Falls Sie, geschätzter Leser, jetzt einen Ohrwurm haben, dann sehen Sie es positiv. Besser einen Wurm im Ohr als einen im Holz. Aber jetzt Spaß beiseite. Holz spielt nämlich beim vorliegenden Bauprojekt eine tragende Rolle und soll aufzeigen, dass leistbares Wohnen und klimafreundliches, ressourcenschonendes Bauen keine Gegensätze sein müssen, sondern Hand in Hand gehen. Der Platz für die Realisierung liegt an der Rechten Mürzzeile in Kapfenberg-Diemlach nahe an der Natur. Seit Herbst 2017 entsteht dort ein moderner und für alle Generationen lebenswerter neuer Stadtteil namens „Riverside“. Zwei der drei Bauabschnitte sind bereits abgeschlossen, vier Häuser fertiggestellt. Bis 2022 sollen alle der insgesamt 139 Wohnungen bezogen sein. In Kapfenberg tut sich also wirklich was, wie es die Stadt seit Projektstart proklamiert. „Wirtschaftlich befinden wir uns im ständigen Wachstum. Deshalb benötigen wir nicht nur für alle Einkommensschichten leistbaren Wohnraum, sondern auch bedarfsgerechte Angebote für alle Altersgruppen“, berichtet Bürgermeister Friedrich Kratzer. Dabei sei festzustellen, dass die Zahl der älteren Menschen, aber auch jener der Kinder und Jugendlichen stark anwachsen wird. Kapfenberg wird sich in den nächsten Jahren ständig weiterentwickeln.

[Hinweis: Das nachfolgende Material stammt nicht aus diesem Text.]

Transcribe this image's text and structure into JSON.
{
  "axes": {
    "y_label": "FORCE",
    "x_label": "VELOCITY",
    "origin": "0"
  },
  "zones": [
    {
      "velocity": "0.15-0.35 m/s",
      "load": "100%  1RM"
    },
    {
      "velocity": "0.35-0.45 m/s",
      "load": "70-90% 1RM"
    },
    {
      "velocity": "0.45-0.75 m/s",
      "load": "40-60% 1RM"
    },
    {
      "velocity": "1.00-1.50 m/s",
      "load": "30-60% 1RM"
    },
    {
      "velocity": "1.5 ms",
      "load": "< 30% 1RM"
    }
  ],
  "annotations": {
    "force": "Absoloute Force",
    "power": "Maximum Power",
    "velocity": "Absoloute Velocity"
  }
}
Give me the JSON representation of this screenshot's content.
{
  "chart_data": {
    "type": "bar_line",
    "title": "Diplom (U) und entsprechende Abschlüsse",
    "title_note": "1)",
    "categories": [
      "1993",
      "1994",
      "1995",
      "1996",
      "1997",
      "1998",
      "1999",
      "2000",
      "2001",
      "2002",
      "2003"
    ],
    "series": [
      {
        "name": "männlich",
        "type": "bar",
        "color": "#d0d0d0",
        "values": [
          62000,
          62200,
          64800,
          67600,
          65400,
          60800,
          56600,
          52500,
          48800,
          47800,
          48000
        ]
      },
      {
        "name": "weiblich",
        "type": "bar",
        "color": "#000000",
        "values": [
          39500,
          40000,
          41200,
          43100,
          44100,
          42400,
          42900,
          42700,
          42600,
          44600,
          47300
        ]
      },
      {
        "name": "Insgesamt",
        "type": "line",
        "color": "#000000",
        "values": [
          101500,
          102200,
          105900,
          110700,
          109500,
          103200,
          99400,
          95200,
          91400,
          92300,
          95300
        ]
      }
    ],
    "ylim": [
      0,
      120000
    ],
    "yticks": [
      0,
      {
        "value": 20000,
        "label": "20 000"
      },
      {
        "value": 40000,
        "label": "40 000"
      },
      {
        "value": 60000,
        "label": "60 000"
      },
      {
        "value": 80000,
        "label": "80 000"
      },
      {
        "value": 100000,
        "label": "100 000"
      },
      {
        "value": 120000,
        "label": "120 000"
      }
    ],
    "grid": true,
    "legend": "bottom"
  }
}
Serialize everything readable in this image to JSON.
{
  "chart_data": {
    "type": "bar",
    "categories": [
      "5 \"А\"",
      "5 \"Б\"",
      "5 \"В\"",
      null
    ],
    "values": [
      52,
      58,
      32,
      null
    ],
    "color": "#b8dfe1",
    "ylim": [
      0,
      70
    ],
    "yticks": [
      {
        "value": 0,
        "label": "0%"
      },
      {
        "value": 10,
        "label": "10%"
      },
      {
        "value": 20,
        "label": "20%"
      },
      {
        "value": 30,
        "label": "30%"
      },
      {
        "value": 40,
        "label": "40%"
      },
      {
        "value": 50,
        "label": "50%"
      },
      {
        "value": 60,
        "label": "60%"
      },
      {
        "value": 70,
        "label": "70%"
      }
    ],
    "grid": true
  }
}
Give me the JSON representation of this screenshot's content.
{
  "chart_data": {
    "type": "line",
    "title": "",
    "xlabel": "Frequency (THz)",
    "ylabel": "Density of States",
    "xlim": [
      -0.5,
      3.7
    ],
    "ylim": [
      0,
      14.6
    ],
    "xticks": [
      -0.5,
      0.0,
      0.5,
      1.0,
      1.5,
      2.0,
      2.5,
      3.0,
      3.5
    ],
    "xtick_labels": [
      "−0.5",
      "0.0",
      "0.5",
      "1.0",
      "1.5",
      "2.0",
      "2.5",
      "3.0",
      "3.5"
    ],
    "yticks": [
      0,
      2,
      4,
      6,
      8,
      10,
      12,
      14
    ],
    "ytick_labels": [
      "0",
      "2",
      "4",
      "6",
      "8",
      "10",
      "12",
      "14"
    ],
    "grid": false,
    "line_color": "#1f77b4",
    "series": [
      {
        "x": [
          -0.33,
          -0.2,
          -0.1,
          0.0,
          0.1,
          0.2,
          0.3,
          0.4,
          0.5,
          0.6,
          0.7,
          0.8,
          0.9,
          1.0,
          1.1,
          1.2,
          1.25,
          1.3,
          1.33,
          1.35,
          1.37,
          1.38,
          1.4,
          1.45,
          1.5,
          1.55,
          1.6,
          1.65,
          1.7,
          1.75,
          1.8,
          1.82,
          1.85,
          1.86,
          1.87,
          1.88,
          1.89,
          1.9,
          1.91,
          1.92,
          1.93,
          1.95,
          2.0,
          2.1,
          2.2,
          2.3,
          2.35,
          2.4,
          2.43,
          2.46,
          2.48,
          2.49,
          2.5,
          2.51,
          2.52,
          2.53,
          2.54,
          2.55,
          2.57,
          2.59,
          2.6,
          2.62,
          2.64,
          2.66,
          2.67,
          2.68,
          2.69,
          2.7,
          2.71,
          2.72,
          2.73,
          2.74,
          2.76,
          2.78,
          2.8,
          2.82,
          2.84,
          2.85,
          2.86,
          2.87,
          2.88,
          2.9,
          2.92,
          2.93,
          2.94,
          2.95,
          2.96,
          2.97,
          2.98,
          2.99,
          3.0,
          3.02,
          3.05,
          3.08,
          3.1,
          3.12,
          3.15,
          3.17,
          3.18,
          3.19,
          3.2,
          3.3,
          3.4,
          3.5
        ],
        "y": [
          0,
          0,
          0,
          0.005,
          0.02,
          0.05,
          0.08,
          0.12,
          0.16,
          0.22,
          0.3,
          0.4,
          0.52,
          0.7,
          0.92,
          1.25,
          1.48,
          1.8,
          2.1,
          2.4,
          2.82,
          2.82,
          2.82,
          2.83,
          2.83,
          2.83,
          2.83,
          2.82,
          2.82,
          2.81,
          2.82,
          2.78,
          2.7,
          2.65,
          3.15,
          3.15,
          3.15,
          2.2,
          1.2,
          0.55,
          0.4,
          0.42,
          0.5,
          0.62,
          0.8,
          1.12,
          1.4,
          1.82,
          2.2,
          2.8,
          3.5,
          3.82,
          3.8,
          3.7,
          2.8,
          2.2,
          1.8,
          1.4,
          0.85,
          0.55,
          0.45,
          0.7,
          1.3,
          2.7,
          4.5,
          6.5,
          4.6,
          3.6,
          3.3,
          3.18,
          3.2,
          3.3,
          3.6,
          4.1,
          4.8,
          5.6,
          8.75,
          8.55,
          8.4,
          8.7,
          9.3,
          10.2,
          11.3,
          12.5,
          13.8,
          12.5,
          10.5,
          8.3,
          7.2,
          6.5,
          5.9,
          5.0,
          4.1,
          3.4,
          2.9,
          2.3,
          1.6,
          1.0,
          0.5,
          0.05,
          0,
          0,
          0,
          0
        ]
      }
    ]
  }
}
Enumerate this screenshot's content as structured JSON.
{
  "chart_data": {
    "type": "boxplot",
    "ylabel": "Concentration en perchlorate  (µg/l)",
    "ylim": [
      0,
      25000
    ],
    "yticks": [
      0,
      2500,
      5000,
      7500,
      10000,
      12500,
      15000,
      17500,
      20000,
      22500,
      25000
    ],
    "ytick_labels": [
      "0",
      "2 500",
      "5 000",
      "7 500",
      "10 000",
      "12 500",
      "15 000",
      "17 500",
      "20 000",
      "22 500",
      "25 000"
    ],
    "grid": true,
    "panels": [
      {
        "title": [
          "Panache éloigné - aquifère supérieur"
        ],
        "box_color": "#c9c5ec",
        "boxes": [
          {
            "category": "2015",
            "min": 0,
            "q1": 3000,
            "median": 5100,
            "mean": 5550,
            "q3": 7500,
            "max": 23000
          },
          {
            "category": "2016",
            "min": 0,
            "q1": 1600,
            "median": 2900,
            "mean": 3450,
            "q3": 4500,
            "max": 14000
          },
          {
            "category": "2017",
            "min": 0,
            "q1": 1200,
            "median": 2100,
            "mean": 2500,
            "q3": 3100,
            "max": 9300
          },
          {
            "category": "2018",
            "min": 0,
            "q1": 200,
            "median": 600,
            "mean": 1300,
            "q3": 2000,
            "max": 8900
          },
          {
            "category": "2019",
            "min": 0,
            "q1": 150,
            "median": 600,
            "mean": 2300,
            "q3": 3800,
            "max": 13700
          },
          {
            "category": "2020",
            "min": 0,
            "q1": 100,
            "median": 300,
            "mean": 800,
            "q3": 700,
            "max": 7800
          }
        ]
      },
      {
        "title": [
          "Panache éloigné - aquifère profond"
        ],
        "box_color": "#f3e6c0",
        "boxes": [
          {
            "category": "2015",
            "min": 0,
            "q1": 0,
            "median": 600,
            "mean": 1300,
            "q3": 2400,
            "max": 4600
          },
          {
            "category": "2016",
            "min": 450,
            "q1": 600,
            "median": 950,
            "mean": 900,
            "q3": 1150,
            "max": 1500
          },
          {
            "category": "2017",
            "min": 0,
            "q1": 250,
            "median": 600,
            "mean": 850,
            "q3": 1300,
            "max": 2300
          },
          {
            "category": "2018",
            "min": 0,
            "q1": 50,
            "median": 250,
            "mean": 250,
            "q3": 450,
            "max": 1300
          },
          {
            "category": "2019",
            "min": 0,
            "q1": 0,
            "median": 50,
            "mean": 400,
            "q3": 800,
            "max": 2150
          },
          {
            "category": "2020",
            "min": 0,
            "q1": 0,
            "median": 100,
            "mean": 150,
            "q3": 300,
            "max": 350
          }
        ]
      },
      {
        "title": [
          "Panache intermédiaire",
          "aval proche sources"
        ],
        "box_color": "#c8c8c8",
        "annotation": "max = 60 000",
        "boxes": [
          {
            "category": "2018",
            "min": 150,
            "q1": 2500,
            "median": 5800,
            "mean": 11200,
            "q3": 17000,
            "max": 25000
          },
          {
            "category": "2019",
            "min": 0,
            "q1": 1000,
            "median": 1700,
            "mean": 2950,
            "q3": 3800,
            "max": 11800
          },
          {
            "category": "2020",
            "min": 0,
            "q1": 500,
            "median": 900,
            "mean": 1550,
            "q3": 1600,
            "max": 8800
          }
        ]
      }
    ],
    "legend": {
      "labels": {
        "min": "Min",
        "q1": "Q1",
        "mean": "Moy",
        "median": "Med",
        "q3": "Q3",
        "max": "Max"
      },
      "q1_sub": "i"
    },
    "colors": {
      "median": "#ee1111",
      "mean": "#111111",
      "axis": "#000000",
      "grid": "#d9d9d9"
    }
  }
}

„Diese Entwicklung ist sehr positiv, denn der hohe Anteil an jungen Einwohnern gewährleistet auch in Zukunft ein gutes Vorankommen. Nun gilt es, ein soziales Angebot zur Verfügung zu stellen, das neue Wohnformen ebenso wie Gemeinschafts- und Freizeiteinrichtungen umfasst“, hält Kratzer fest. Genau in diese Kerbe schlägt „Riverside“. Die Gemeinnützige ZUWO (Zufrieden Wohnen; eine Tochtergesellschaft der Brucker Wohnbau) als Bauträger hat dafür – nach einem ausgeschriebenen Architekturwettbewerb – das Grazer Architekturbüro Janser Castorina Katzenberger in Zusammenarbeit mit dem Architekten Martin Bukovski mit ins Boot geholt. Die sieben schlichten fünf- und sechsgeschossigen Baukörper in technisch identer Form wurden beziehungsweise werden in Holzbauweise errichtet, ermöglichen durch ihren Versatz beziehungsweise ihre Höhenstaffelung gute Ausblicke sowie Belichtungssituationen und vermitteln gleichzeitig den Eindruck einer lebendigen Nachbarschaft.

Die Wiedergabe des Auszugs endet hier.